Nie zbudowałam żadnej mocnej siatki znajomych i przyjaciół, wręcz przeciwnie. Ci, co myślałam, że ich miałam, niedawno zdradzili (tak, tak, na własnej skórze doświadczyłam tego, czym jest emigracyjne "polskie piekiełko", na które tak wielu narzekało... czyli ludzka zawiść, oczernianie, obmowa... i to nie byle gdzie, w polskiej misji katolickiej!!!). Długo się zbierałam z gleby i przebaczałam, uczyłam spokojnie odpowiadać na "cześć" i ramię w ramię przystępować do komunii. Wszak nikt nie jest idealny i ja też kogoś kiedyś zdradziłam i pewnie jeszcze zdradzę. Niemniej jednak nie mam już tych kilku przyjaciół, których miałam do niedawna. Pojawili się nowi ludzie, dzięki Bogu, ale każdy zawód boli i daje nam kopa w tyłek. No i znowu zaczynam od nowa, ostrożnie stąpając po grząskim gruncie relacji międzyludzkich.

Kolejna smutna refleksja. Jedna z inicjatyw, w którą się angażowałam przez spory kawałek czasu, została niedawno brutalnie unicestwiona. Nie byłam na to przygotowana. Pojawił się człowiek z nikąd i  "pozamiatał". Bezceremonialnie i obcesowo, miał władzę nad tą inicjatywą i ją wykorzystał. Kolejny kawałek "mojego świata" runął w gruzy.

Możecie powiedzieć "nie martw się, przecież masz teraz małe dziecko, na tym się skup", już to słyszałam.

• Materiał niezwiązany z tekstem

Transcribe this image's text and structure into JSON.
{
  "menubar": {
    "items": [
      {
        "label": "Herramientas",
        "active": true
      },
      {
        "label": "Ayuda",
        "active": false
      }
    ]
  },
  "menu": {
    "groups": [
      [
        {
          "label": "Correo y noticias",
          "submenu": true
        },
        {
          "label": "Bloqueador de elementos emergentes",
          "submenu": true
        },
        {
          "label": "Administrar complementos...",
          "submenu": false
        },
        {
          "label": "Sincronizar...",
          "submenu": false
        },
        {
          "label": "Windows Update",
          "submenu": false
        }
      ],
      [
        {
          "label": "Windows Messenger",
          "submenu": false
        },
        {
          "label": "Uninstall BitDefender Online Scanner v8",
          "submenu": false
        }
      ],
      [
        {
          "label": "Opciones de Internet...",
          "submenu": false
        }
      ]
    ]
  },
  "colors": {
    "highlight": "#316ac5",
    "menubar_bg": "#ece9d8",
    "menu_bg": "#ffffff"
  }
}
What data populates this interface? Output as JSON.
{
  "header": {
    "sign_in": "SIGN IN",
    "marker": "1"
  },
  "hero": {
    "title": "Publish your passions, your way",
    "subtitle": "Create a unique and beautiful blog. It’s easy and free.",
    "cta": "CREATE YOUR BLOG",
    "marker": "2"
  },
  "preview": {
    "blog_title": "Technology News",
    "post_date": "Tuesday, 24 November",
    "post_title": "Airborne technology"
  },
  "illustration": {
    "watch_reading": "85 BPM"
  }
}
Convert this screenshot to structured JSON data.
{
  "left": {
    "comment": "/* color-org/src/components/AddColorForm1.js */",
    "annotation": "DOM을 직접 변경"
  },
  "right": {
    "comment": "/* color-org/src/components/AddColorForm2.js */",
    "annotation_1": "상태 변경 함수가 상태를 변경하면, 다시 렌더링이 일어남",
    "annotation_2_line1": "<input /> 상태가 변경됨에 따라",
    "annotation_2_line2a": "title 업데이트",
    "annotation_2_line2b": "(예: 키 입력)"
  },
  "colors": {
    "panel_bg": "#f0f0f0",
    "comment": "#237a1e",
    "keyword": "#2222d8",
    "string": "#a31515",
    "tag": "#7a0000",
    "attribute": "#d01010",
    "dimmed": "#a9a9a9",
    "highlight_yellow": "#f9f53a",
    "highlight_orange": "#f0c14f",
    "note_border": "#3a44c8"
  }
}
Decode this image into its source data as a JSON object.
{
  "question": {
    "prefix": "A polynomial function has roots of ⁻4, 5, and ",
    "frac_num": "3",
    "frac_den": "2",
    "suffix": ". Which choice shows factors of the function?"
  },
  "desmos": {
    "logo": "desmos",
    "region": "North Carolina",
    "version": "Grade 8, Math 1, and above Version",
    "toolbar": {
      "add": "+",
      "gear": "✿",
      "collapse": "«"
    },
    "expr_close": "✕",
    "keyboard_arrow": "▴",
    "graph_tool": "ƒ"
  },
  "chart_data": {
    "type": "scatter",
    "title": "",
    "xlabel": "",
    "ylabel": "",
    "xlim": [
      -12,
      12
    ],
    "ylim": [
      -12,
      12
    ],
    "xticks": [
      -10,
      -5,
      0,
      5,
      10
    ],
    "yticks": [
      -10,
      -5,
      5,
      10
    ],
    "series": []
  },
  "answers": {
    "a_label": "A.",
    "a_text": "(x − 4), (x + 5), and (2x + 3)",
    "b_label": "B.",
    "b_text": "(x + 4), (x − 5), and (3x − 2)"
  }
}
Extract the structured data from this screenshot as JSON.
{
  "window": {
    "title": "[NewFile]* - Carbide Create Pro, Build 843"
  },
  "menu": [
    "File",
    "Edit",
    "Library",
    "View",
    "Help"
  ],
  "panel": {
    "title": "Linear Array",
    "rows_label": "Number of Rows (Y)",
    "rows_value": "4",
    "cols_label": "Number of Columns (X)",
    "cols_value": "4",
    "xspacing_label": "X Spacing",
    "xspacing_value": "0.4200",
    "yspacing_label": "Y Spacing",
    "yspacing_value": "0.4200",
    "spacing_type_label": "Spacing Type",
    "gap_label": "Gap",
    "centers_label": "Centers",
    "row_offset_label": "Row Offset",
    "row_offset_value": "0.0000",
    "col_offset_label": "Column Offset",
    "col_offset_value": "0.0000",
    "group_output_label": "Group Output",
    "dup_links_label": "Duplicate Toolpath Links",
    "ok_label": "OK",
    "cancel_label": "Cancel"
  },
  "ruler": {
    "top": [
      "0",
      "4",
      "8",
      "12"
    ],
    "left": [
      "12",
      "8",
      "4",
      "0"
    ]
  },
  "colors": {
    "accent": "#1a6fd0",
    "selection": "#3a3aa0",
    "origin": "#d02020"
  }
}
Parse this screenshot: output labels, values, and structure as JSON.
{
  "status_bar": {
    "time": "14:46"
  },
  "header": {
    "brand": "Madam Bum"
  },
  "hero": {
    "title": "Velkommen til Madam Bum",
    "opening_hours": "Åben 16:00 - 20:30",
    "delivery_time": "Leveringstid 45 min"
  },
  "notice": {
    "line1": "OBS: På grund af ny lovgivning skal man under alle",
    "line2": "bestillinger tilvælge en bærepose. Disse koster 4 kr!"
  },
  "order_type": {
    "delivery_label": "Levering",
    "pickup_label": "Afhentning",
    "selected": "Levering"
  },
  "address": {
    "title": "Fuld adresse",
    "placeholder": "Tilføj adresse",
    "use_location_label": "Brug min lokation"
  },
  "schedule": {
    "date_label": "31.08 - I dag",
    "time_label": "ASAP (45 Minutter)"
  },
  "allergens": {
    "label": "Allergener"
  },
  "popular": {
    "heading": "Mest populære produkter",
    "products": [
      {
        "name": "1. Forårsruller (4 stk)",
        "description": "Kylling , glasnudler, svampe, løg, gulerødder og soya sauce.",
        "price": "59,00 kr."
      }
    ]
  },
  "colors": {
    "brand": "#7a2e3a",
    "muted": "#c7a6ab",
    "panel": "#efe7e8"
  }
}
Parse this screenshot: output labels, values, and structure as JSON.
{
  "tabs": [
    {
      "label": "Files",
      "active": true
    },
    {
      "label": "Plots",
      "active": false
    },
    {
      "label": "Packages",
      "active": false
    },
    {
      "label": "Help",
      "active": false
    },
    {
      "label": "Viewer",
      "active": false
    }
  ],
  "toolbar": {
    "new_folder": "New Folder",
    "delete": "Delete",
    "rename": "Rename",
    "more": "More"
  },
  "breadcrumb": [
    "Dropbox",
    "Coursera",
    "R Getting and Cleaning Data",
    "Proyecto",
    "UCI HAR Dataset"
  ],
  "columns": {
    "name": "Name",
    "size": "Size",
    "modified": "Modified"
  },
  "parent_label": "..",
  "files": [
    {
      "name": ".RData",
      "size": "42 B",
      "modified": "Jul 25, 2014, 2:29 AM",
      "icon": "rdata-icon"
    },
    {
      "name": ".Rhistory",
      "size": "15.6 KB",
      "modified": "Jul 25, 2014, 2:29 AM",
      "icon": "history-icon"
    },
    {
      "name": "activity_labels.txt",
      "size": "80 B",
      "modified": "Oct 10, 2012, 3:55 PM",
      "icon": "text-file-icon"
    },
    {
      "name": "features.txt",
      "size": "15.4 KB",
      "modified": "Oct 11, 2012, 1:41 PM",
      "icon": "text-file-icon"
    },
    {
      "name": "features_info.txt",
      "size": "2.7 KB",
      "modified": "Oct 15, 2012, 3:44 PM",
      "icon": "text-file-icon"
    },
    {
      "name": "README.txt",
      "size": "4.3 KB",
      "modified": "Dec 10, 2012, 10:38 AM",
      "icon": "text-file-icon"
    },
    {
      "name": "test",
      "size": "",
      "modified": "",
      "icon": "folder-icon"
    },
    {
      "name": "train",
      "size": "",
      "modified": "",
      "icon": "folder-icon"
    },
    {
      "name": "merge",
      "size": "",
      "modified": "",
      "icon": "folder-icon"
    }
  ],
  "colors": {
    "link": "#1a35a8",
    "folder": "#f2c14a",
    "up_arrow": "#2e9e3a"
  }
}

Ale to omijanie problemu, bo dlczego niby nie można mieć małego dziecka i bliskich przyjaciół...?


A potem okazało się, że być może nie pojadę w tym roku do Polski na święta, bo logistyka nas przerosła. Nie chcę wdawać się w szczegóły, ale być może nie będzie świat w dużej rodzinie, z kolędowaniem w radiu, karpiem, dzieleniem się opłatkiem i odwiedzaniem wielu znajomych...

Wszystko nagle wydało się takie ostateczne. Zalało mnie całe morze obaw, że być może baaardzo długo nie pojadę do Polski, bo właśnie, ta logistyka... gdzie spać z dwójką małych dzieci, jak podróżować, jak pokryć koszty... a jeśli nie pojedziemy to jak dzieci będą poznawać polską kulturę i język? czy będą miały więź z polską rodziną...?

Spadłam z hukiem na ziemię. Poczułam się strasznie SAMA. Bo to jest ta sfera, o którą nie zadba mąż nie-Polak, to wisi na mnie. A jeden człowiek to za mało, żeby przekazać dzieciom to wszystko. Musi być więcej ludzi, którzy będą mówić po polsku, którzy będą się modlić z nami, którzy nauczą piosenek, będą świętować polskie święta i jeść polskie jedzenie. Jak to będzie...?

Po prostu masa pytań bez odpowiedzi.

Ogarnął mnie jakiś taki ogromny strach. Panika nawet. Że nie dam rady. Że moje korzenie zostały właśnie odcięte. Zaczęłam się zastanawiać czy dobrze wybrałam... od początku, od decyzji o emigracji... a może za bardzo chcę...? może za dużo wymagam? może źle dobieram przyjaciół i  w ogóle nie powinnam tak ufać ludziom?

***
Kilka dni męczyłam się z tymi pytaniami.

I wtedy dostałam wspaniały list od mojej przyjaciółki z Polski. Która mi najpierw przypomniała Psalm 1. Błogosławiony człowiek, który jest jak drzewo zasadzone nad płynącą wodą, liście jego nie więdną. A ten, który pokład nadzieję w innym człowieku, który szuka w nim upodobania - umrze.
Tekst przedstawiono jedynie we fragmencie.